Der gebürtige Däne, einst Schüler von Boris Kuschnir in Wien, mischte in seinem Spiel Virilität und Eleganz, Energie und Feinheit: ein Offizier und Gentleman. Selbst simple Dreiklangszerlegungen präsentierte Znaider – optisch ein Ebenbild des jungen Hansjörg Felmy – als intensive emotionale Studien. Lediglich beim Beginn des Larghetto drängte sich der 40-Jährige mit seinem ornamentalen Begleitmaterial leider in marktschreierischer Weise vor die Holzbläser, die das Hauptthema schlicht und innig zu erzählen versuchten.

Thielemann ist als Dirigent oft ein gestrenger Zuchtmeister und ein energischer Antreiber – aber auch einer der genauesten und kundigsten Gestalter. Die Orchestereinleitung und das Zwischenspiel des Kopfsatzes waren einfach unglaublich. Und die Mitglieder der Sächsischen Staatskapelle musizierten nicht nur mit kammermusikalischer Finesse und Einsatzfreude, sondern oft auch mit einem Lächeln im Gesicht: Da scheint die Chemie mit dem streitbaren Chefdirigenten zu stimmen.

Mit Max Regers spätromantisch-aufgeplusterten Variationen und Fuge über ein Thema von Mozart kredenzten die Deutschen nach der Pause ein üppiges Gastgeschenk. In der Partitur drängeln sich mehr Stimmen als Menschen in einer überfüllten Straßenbahn. Die Schlussfuge ist ein Beispiel dafür, dass eine hohe handwerkliche Kunstfertigkeit nicht immer zu großer Kunst führt. Man fühlte sich nach der halben Stunde wie nach dem Verzehr von neun Stücken Torte, die hauptsächlich aus Zucker, Schlagobers und Lebensmittelfarbe bestand.

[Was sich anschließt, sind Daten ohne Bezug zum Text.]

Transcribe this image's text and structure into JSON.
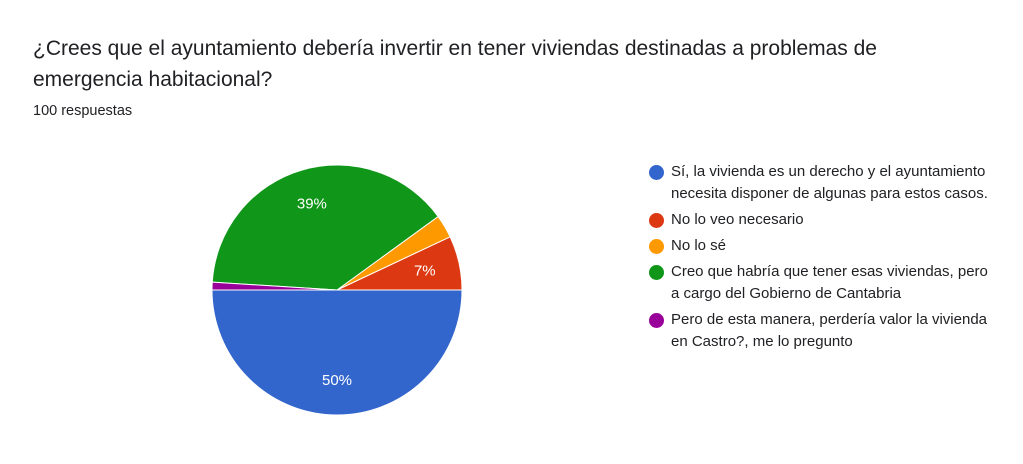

Die derart übersättigten Wiener dankten es den Dresdnern mit müdem Applaus, was den Staatskapellmeister sichtlich wurmte. Nachdem Richard Strauss' Tondichtung Till Eulenspiegels lustige Streiche in zeichentrickfilmhafter Schnelligkeit abgespult worden war, setzte es mit der siebten Variation einen Reger-Nachschlag als Zugabe. Vielen Dank – aber das hätte doch wirklich nicht sein müssen! (Stefan Ender, 9.6.2016)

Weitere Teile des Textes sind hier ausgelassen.